Des traitements inefficaces (8/10)
Au fil des années, plusieurs traitements antiallergiques lui ont été proposés. Malheureusement, aucun n’a permis de faire disparaître durablement les symptômes. Faute de solution réellement efficace, Flávia a appris à adapter son quotidien. Elle privilégie désormais des douches courtes, évite certaines situations et organise ses activités afin de limiter les périodes où sa peau reste humide. Une adaptation qui demande une vigilance constante.

Un témoignage bouleversant (9/10)
« Je vais très rarement à la piscine ou à la plage, car rester longtemps dans l’eau aggrave fortement les réactions et peut même provoquer des lésions sur la peau. Je prends des douches qui durent environ dix minutes et je me sèche immédiatement. En règle générale, les symptômes commencent à diminuer après une trentaine de minutes », explique-t-elle. Malgré toutes ces contraintes, elle continue de partager son quotidien avec transparence afin de mieux faire connaître cette maladie.

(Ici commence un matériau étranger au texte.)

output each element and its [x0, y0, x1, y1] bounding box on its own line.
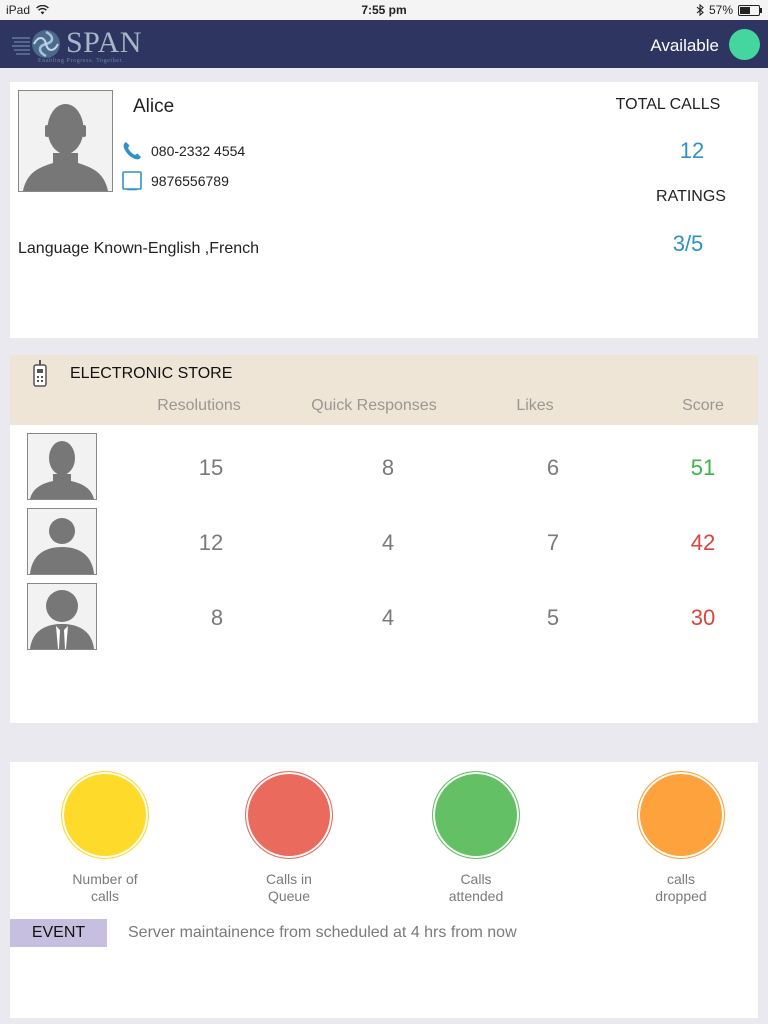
battery-status: 57% [696, 3, 762, 17]
logo-wordmark: SPAN [66, 26, 142, 59]
availability-label: Available [650, 36, 719, 55]
stat-label-line: attended [448, 888, 504, 904]
clock: 7:55 pm [361, 3, 407, 17]
stat-calls-in-queue[interactable]: Calls in Queue [219, 771, 359, 905]
logo-tagline: Enabling Progress. Together. [38, 58, 124, 64]
column-quick-responses: Quick Responses [311, 397, 437, 414]
mobile-row: 9876556789 [121, 170, 229, 192]
store-device-icon [33, 360, 47, 387]
store-title: ELECTRONIC STORE [70, 365, 233, 382]
likes-value: 5 [546, 605, 560, 630]
app-header: SPAN Enabling Progress. Together. Availa… [0, 20, 768, 68]
span-logo: SPAN Enabling Progress. Together. [10, 24, 160, 64]
score-value: 51 [690, 455, 716, 480]
likes-value: 6 [546, 455, 560, 480]
number-of-calls-indicator [61, 771, 149, 859]
languages-known: Language Known-English ,French [18, 240, 260, 257]
calls-in-queue-indicator [245, 771, 333, 859]
resolutions-value: 8 [210, 605, 224, 630]
quick-responses-value: 4 [381, 530, 395, 555]
battery-percent: 57% [708, 3, 733, 17]
leaderboard-header: ELECTRONIC STORE Resolutions Quick Respo… [10, 355, 758, 425]
total-calls-label: TOTAL CALLS [615, 96, 721, 113]
resolutions-value: 12 [198, 530, 224, 555]
quick-responses-value: 4 [381, 605, 395, 630]
stat-label-line: Calls in [266, 871, 312, 887]
agent-avatar [18, 90, 113, 192]
resolutions-value: 15 [198, 455, 224, 480]
call-stats-card: Number of calls Calls in Queue Calls att… [10, 762, 758, 1018]
row-avatar [27, 433, 97, 500]
event-tag: EVENT [10, 919, 107, 947]
store-leaderboard: ELECTRONIC STORE Resolutions Quick Respo… [10, 355, 758, 723]
agent-profile-card: Alice 080-2332 4554 9876556789 Language … [10, 82, 758, 338]
battery-icon [738, 4, 762, 16]
phone-number: 080-2332 4554 [151, 143, 246, 159]
quick-responses-value: 8 [381, 455, 395, 480]
status-bar: iPad 7:55 pm 57% [0, 0, 768, 20]
man-silhouette-icon [28, 434, 96, 499]
calls-dropped-indicator [637, 771, 725, 859]
column-score: Score [682, 397, 724, 414]
stat-label-line: calls [666, 871, 695, 887]
table-row[interactable]: 12 4 7 42 [10, 508, 758, 576]
person-silhouette-icon [28, 509, 96, 574]
calls-attended-indicator [432, 771, 520, 859]
row-avatar [27, 583, 97, 650]
column-likes: Likes [516, 397, 554, 414]
stat-label-line: calls [90, 888, 119, 904]
agent-name: Alice [133, 96, 175, 117]
bluetooth-icon [696, 4, 704, 16]
table-row[interactable]: 8 4 5 30 [10, 583, 758, 651]
stat-number-of-calls[interactable]: Number of calls [35, 771, 175, 905]
stat-label-line: Number of [72, 871, 138, 887]
stat-label: Number of calls [35, 871, 175, 905]
availability-toggle[interactable] [729, 29, 760, 60]
row-avatar [27, 508, 97, 575]
person-tie-silhouette-icon [28, 584, 96, 649]
event-message: Server maintainence from scheduled at 4 … [128, 924, 517, 941]
stat-calls-dropped[interactable]: calls dropped [611, 771, 751, 905]
stat-label: calls dropped [611, 871, 751, 905]
tablet-icon[interactable] [121, 170, 143, 192]
phone-icon[interactable] [121, 140, 143, 162]
stat-label: Calls in Queue [219, 871, 359, 905]
likes-value: 7 [546, 530, 560, 555]
score-value: 30 [690, 605, 716, 630]
phone-row: 080-2332 4554 [121, 140, 245, 162]
stat-label-line: dropped [655, 888, 707, 904]
stat-label-line: Calls [460, 871, 492, 887]
stat-label-line: Queue [267, 888, 311, 904]
column-resolutions: Resolutions [157, 397, 241, 414]
man-silhouette-icon [19, 91, 112, 191]
total-calls-value: 12 [679, 138, 705, 163]
stat-calls-attended[interactable]: Calls attended [406, 771, 546, 905]
ratings-value: 3/5 [672, 231, 704, 256]
mobile-number: 9876556789 [151, 173, 229, 189]
score-value: 42 [690, 530, 716, 555]
table-row[interactable]: 15 8 6 51 [10, 433, 758, 501]
stat-label: Calls attended [406, 871, 546, 905]
ratings-label: RATINGS [656, 188, 726, 205]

Une maladie rare et encore incurable (10/10)
D’après les spécialistes, l’urticaire aquagénique reste aujourd’hui une maladie très rare pour laquelle il n’existe pas de traitement curatif. Les soins visent principalement à limiter les symptômes et à améliorer le confort des patients. Dans le cas de Flávia, les médecins estiment qu’une évolution reste possible avec le temps, même s’il est impossible de prédire si la maladie disparaîtra un jour. Apparue brutalement alors qu’elle n’avait que 14 ans, cette affection demeure aussi mystérieuse que son évolution.

L’histoire de Flávia Leonel Santana reste exceptionnelle, mais son témoignage pourrait aider d’autres personnes confrontées à des symptômes similaires à obtenir un diagnostic plus rapidement. En racontant son parcours, l’influenceuse souhaite sensibiliser le public à cette maladie encore très méconnue et encourager les personnes concernées à consulter un professionnel de santé. Son histoire, relayée par la journaliste Simone Machado pour BBC News Brésil, rappelle que certaines maladies rares peuvent mettre de nombreuses années avant d’être identifiées.